一般向け健康情報

深部静脈血栓症とは

突然の息苦しさや胸の痛みがある場合は、脚の症状の有無にかかわらず迷わず119番へ通報してください。

片方のふくらはぎに注意を向ける犬のマスコット

言葉の意味

脚などの深い静脈に血栓ができる状態です

深部静脈血栓症は、脚などの深いところにある静脈に血のかたまりができる状態です。血栓が血流に乗って肺の血管をふさぐと、肺血栓塞栓症となり、命に関わることがあります。[1][2]

手術後、長時間の安静、がん、妊娠・産後などが関連する場合がありますが、当てはまるものがなくても起こり得ます。症状が目立たないこともあり、見た目だけでは判断できません。

起こることがある変化

片脚の腫れやふくらはぎの痛み

  • 片脚が急に腫れる
  • ふくらはぎや太ももが痛む、張る
  • 片脚が赤くなる、熱を持つ
  • 左右の脚の太さが違って見える

筋肉痛やけが、感染症などでも似た症状が起こります。脚を押す、足首を動かすといった自己検査で血栓の有無は判断できません。[3]

緊急時と受診の目安

突然の息苦しさや胸の痛みは119番

直ちに救急要請

脚症状の有無にかかわらず、次の症状がある場合

  • 突然の息苦しさ
  • 突然の胸の痛み
  • 失神、意識がぼんやりする
  • 冷や汗、顔色が悪い

迷わず119番へ通報してください。自分で運転して移動しないでください。

当日中の評価

息苦しさがなくても急いで医療機関へ相談

  • 片脚が急に腫れた
  • 片脚の腫れに痛み・赤み・熱感を伴う
  • 手術後や長時間動けなかったあとに脚が腫れた

受診まで脚をもむ、強く押す、運動することは避けてください。

医療機関での確認

超音波検査などで血栓を確認します

医療機関では、脚の状態、発症までの経過、手術や服薬、持病などを確認します。

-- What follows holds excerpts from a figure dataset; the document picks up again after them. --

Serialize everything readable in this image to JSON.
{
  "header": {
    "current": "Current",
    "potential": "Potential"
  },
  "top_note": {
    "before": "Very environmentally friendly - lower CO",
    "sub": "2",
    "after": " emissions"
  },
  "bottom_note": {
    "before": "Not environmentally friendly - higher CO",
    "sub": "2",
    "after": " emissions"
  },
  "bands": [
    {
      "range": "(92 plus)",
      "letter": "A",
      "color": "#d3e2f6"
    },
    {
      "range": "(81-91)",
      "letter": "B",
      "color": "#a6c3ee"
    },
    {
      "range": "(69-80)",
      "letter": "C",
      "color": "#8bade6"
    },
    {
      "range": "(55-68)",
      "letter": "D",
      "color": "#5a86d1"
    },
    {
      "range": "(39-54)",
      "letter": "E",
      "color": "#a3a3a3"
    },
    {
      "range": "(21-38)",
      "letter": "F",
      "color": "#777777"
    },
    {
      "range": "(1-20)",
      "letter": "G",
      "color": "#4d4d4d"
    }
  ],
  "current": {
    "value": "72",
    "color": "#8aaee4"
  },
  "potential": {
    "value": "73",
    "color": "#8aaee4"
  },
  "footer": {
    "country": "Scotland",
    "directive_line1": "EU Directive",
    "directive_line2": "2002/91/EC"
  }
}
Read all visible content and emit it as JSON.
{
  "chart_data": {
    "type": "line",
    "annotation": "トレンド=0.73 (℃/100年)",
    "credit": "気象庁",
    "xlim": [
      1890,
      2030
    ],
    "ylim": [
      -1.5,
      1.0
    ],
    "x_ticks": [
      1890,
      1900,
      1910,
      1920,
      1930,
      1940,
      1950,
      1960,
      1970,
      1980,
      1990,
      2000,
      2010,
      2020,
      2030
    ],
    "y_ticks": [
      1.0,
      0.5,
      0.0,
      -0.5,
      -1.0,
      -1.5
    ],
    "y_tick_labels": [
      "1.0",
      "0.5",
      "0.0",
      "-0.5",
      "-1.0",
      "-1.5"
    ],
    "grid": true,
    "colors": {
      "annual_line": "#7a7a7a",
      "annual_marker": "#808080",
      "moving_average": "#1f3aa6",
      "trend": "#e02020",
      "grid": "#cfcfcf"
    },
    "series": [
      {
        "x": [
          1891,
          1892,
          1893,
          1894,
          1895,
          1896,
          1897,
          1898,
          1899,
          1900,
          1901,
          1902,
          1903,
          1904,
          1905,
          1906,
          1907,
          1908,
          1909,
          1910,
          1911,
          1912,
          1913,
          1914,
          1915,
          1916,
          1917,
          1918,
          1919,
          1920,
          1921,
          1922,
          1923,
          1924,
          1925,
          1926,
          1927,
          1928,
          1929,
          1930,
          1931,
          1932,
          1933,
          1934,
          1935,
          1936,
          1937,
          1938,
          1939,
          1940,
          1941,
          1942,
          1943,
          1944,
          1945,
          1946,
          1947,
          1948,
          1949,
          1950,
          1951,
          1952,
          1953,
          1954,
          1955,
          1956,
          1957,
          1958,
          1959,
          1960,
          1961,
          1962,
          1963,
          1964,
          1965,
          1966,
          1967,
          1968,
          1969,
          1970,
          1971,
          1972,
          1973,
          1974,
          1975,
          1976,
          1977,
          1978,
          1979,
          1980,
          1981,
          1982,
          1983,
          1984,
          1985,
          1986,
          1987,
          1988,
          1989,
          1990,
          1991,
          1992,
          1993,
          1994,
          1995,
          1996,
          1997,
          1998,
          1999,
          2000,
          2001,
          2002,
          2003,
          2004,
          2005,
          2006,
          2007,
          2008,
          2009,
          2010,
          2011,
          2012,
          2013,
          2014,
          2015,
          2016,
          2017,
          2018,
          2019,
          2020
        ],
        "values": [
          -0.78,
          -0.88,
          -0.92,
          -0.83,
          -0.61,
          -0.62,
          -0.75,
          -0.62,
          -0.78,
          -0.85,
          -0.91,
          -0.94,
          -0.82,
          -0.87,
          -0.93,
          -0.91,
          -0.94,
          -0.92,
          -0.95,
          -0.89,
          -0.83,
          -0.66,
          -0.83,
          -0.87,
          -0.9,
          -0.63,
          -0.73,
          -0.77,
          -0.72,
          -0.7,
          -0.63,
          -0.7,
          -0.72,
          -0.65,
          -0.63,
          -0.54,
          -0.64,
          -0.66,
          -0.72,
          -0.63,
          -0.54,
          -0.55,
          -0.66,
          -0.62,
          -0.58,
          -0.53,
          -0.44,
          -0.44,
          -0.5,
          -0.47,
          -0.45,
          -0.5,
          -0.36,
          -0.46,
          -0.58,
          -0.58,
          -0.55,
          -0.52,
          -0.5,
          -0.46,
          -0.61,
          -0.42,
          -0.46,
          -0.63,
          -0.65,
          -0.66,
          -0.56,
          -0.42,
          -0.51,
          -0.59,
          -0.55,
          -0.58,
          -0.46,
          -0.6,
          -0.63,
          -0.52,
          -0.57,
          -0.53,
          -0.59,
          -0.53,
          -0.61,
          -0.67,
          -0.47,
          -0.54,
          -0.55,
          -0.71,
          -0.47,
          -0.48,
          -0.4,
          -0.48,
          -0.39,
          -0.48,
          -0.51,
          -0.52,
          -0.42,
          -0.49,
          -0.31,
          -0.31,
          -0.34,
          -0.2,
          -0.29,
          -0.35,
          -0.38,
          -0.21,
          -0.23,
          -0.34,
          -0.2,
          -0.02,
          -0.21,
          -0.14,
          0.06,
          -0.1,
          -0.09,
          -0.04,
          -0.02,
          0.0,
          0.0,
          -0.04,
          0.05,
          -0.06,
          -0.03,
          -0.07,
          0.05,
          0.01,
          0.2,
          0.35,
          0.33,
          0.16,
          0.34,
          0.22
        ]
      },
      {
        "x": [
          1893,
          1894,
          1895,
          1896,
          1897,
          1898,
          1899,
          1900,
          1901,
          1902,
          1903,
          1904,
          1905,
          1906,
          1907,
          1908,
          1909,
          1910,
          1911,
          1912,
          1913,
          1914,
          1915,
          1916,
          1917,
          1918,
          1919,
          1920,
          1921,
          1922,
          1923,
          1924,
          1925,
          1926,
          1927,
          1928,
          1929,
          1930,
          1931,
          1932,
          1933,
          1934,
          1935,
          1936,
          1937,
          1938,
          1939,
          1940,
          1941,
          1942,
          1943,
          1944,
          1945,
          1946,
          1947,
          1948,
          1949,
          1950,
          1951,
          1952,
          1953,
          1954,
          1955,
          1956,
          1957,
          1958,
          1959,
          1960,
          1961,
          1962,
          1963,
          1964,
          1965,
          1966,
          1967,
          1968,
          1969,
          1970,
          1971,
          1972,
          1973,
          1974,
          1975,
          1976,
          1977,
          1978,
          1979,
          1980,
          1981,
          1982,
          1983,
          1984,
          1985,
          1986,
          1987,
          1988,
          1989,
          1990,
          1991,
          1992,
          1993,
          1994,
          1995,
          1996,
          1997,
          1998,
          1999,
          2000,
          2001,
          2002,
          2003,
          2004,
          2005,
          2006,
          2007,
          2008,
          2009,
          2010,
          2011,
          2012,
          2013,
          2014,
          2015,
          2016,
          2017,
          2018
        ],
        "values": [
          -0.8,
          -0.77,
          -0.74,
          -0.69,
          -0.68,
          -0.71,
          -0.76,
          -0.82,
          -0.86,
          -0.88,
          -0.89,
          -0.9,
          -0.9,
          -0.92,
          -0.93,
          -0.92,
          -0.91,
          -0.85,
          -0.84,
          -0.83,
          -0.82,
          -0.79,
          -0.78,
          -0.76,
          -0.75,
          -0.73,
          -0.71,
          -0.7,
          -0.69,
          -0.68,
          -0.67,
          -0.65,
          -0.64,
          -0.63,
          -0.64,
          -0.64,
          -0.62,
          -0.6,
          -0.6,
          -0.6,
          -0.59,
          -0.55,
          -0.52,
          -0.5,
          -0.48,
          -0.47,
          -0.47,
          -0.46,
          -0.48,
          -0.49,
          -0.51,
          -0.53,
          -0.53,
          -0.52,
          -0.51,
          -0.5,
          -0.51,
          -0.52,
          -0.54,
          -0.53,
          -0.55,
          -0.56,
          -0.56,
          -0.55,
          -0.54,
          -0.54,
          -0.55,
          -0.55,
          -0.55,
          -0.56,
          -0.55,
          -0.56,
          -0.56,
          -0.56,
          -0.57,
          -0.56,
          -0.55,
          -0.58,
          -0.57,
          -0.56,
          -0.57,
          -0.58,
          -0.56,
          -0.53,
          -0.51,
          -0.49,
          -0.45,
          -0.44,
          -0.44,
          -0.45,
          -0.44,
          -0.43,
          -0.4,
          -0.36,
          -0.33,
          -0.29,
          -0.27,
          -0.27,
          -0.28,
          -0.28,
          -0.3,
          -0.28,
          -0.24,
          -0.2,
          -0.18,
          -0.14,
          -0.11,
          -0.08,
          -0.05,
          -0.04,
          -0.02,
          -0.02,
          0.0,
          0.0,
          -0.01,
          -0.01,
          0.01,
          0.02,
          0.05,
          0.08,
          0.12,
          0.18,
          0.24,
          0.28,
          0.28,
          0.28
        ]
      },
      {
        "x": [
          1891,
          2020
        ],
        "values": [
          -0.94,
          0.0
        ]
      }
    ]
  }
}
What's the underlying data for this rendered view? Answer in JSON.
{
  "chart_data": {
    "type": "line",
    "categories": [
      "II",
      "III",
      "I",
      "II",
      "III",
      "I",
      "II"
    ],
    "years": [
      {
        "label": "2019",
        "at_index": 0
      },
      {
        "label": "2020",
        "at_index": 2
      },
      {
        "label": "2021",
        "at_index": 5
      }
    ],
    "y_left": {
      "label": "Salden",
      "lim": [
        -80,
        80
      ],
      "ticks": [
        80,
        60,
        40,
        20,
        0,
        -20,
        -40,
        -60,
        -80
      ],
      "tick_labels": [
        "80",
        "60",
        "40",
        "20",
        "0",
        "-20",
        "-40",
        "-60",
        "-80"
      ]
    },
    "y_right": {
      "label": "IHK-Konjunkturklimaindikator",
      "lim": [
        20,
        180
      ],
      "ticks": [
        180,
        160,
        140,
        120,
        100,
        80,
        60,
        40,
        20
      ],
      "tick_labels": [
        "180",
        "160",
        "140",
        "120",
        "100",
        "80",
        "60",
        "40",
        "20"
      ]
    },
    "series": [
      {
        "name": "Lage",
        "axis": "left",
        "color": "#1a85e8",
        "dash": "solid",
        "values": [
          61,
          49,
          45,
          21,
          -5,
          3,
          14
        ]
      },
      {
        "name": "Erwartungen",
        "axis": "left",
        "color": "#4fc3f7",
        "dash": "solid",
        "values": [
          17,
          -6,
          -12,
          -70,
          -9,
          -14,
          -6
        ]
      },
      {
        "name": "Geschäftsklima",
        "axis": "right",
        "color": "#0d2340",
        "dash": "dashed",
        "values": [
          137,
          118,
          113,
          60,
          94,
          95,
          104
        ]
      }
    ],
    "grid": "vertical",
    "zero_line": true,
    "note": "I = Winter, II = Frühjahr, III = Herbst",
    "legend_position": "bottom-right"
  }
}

血液検査や脚の超音波検査が行われ、肺血栓塞栓症が疑われる場合はCTなどが検討されます。状態に応じて、血液を固まりにくくする薬などの治療が行われます。[2][3]

検査で血栓の有無を確認する前に、脚をもむ、強く伸ばす、運動で様子を見ることは避けてください。処方された薬を自己判断で中止したり、量を変えたりしないでください。

作成情報

参考資料

作成:川口夜間整体院
初稿作成日:2026年7月17日
資料確認日:2026年7月17日

  1. 日本整形外科学会「術後の深部静脈血栓症・肺塞栓症」
  2. 国立循環器病研究センター「肺血栓塞栓症・深部静脈血栓症」
  3. 日本循環器学会ほか「肺血栓塞栓症・深部静脈血栓症および肺高血圧症に関するガイドライン(2025年改訂版)」
  4. 総務省消防庁「救急車利用ガイド」

突然の息苦しさや突然の胸の痛みがある場合は、脚の症状の有無にかかわらず、迷わず119番へ通報してください。